Plusieurs centaines de personnes, victimes d’enlèvements plus tôt cette année par le groupe djihadiste Boko Haram dans l’État de Borno, au nord-est du Nigeria, ont retrouvé la liberté. Cette nouvelle a été confirmée par l’armée nigériane et des sources locales.
Depuis 2009, le nord-est du Nigeria est en proie à une insurrection djihadiste menée d’abord par Boko Haram, puis par son rival, l’État Islamique en Afrique de l’Ouest (ISWAP). Cette violence incessante a causé des dizaines de milliers de morts et a contraint des millions de personnes à fuir leurs foyers dans le pays le plus peuplé du continent africain.
Les enlèvements de masse, souvent suivis de libérations contre rançon, constituent une tactique récurrente des groupes islamistes. Samaila Kaigama, président de la Borno South Youth Alliance (BOSYA), une organisation de jeunesse locale, a affirmé avoir œuvré pour la libération de 416 femmes et enfants enlevés dans la localité de Ngoshe.
Le lourd tribut des nourrissons
« Ils ont été libérés samedi », a-t-il précisé aux journalistes. Mohammed Ali Ndume, sénateur de l’État de Borno, a également confirmé cette libération.
Cependant, dans une communication ultérieure, l’armée a apporté des précisions, indiquant que 360 personnes avaient été secourues. Cette libération n’aurait pas été le fait de Boko Haram, mais le résultat d’une « opération » menée par les forces armées, s’appuyant sur des « renseignements » collectés.
L’armée a détaillé avoir utilisé des informations cruciales et mené des « opérations psychologiques » pour semer la « méfiance au sein des insurgés » avant de lancer la « phase d’assaut ».
Les victimes étaient détenues « dans des conditions extrêmes après avoir été enlevées dans plusieurs communautés, notamment dans l’axe de Ngoshe », a rapporté le communiqué militaire.

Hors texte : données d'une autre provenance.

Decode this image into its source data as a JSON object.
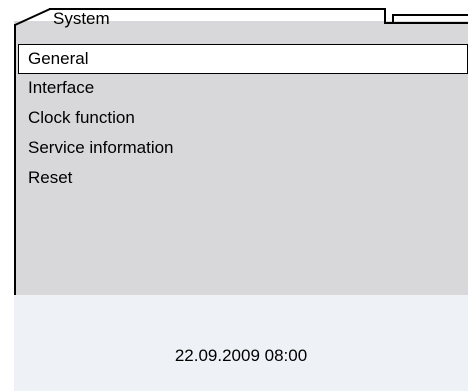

« Malheureusement, deux nourrissons sont décédés d’épuisement en raison de la longue captivité et des conditions insoutenables », a déploré sur les réseaux sociaux Daniel Bwala, porte-parole du président Bola Tinubu, qui a également confirmé le chiffre de 360 personnes libérées.
Les rançons, une réalité persistante
Le village de Ngoshe, situé à moins de 10 kilomètres de la frontière camerounaise, dans les collines de Gwoza, est un bastion de Boko Haram et a été la cible de multiples attaques islamistes.
Le responsable de l’organisation de jeunesse a déclaré ne pas connaître les circonstances exactes de cette libération. Son organisation, BOSYA, qui avait pourtant établi des canaux de communication entre les ravisseurs et les familles, n’a pas fourni de détails supplémentaires.
Bien que les autorités nigérianes nient officiellement le versement de rançons, des analystes affirment qu’il s’agit d’une pratique courante, impliquant aussi bien le gouvernement que les familles des victimes.
Un rapport du cabinet de conseil SBM Intelligence, basé à Lagos, a révélé qu’environ 1,66 million de dollars de rançons ont été versés entre juillet 2024 et juin 2025. Ces sommes ont bénéficié à divers groupes armés au Nigeria, incluant les djihadistes, mais aussi des « bandits » et des mouvements séparatistes.